Sensory abnormalities in autism spectrum disorder and their in vitro modeling.

This research review suggests that many autism symptoms might be connected to problems with how the brain processes touch and body sensations. The authors think an imbalance in brain activity (too much excitation, not enough inhibition) causes sensory issues that then lead to social and behavioral difficulties. They discuss new laboratory models using human stem cells to better understand these problems and find potential treatments.

This review proposes that sensory abnormalities in autism spectrum disorder may stem from somatosensory system dysfunction caused by excitatory-inhibitory (E/I) imbalance in the brain. The authors suggest this imbalance could drive sensory impairments that contribute to core social and behavioral deficits in autism. The review examines how human induced pluripotent stem cell (hiPSC)-derived assembloid models can be used to study these mechanisms, while critically evaluating their limitations including cellular immaturity and absence of key non-neuronal components. Advanced approaches like co-culture systems, xenotransplantation, and bioengineering are discussed as potential solutions to overcome current model limitations.
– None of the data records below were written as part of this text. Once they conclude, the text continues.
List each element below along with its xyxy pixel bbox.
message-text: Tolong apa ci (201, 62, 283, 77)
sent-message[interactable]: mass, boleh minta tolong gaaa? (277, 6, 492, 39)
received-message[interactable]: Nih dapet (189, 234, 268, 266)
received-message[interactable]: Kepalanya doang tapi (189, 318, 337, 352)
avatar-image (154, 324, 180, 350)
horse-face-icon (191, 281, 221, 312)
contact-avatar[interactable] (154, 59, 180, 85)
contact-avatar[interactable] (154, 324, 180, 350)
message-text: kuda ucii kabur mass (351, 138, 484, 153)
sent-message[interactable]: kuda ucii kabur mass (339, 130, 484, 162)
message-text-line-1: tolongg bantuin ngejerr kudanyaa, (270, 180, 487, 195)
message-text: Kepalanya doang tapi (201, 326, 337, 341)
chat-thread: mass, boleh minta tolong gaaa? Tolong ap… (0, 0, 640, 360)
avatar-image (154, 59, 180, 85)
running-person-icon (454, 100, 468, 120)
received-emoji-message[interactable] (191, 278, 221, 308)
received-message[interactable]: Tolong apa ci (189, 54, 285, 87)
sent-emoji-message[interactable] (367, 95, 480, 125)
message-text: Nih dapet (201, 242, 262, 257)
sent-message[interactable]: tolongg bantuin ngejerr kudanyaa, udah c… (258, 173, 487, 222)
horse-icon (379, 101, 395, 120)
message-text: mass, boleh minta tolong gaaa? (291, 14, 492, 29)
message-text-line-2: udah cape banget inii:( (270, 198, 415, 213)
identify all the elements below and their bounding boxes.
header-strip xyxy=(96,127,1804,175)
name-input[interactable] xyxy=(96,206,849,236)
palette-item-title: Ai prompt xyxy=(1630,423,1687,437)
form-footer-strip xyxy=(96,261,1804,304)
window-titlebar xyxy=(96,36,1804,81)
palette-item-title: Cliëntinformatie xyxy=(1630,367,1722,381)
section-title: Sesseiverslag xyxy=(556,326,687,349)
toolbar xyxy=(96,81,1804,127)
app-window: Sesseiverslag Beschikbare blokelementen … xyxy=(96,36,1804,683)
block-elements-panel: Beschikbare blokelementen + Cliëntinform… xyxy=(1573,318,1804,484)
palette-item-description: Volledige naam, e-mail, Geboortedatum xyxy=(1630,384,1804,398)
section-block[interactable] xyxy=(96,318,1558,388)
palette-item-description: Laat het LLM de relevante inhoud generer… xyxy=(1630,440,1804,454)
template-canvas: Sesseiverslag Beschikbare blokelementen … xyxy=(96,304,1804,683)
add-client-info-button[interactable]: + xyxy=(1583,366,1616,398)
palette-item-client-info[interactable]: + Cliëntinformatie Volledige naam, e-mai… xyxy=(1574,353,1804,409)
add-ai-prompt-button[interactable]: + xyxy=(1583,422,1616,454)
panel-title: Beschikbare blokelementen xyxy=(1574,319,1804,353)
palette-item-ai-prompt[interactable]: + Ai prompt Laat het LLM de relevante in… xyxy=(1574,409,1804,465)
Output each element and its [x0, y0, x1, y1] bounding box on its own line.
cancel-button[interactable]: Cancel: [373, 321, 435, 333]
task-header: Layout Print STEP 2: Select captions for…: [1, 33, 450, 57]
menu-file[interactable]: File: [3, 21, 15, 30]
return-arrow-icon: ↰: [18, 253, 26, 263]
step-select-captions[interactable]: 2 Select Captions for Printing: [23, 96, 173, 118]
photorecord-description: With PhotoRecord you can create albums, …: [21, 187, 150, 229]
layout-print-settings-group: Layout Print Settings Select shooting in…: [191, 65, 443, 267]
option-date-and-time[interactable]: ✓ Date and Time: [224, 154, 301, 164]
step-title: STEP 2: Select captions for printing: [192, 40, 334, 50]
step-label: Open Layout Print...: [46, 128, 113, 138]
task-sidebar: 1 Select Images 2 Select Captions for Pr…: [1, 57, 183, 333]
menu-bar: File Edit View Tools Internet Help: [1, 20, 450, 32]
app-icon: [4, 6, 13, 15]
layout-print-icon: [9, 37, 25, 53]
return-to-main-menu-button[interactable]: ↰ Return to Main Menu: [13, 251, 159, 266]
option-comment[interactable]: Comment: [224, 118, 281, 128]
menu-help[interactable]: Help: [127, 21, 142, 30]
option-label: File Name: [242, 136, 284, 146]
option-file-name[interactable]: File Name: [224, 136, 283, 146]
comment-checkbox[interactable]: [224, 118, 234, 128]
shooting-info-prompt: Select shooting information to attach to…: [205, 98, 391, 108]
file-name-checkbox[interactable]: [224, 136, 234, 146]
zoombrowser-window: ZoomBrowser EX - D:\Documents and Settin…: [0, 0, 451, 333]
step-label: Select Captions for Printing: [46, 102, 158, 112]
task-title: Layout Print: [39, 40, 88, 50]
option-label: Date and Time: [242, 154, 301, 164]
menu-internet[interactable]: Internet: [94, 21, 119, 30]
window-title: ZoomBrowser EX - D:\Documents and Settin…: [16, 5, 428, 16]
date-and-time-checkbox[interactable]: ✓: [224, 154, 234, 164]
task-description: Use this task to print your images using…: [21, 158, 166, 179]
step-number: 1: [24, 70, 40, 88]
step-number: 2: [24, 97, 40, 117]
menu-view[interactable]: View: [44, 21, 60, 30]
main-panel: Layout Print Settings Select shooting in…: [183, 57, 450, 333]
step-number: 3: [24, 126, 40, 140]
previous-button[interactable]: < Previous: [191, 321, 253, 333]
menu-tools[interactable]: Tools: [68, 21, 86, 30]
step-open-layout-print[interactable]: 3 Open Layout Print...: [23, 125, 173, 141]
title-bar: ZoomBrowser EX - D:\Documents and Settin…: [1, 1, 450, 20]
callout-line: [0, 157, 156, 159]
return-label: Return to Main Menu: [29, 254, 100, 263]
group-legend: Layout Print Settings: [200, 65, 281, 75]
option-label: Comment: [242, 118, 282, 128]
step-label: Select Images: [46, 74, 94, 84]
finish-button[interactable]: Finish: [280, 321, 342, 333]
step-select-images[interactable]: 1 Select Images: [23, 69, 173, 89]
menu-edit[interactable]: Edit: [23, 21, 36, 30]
This work is primarily theoretical and laboratory-focused. While it may inform future research directions and potentially lead to new therapeutic targets, direct clinical applications are not yet available. The review highlights promising research tools that may eventually contribute to better understanding and treatment of sensory issues in autism.

This is a theoretical review rather than empirical research. The proposed mechanisms are not directly tested. Current assembloid models have significant limitations that may not fully represent human autism pathophysiology.

Autism Spectrum Disorder (ASD) is characterized by deficits in social interaction, alongside abnormal sensory reactivity that often manifests as avoidance or repetitive behaviors. This review proposes that these core features may stem from somatosensory system dysfunction responsible for processing sensory information driven by an underlying excitatory-inhibitory (E/I) imbalance, a common finding in ASD models, which could drive such sensory impairments and ultimately contribute to the core social and behavioral deficits. We explore how recent advancements in hiPSC-derived assembloid models, which integrate multiple components of the human somatosensory pathway, provide a powerful platform to investigate these mechanisms. Crucially, this review not only highlights the promise of these models but also provides a critical evaluation of their inherent limitations, including cellular immaturity and the absence of key non-neuronal components.

By examining the ongoing strategies to overcome these challenges, such as advanced co-culture systems, xenotransplantation, and bioengineering, this review offers a comprehensive outlook on the future of assembloid technology in elucidating ASD pathophysiology and developing novel therapeutic strategies.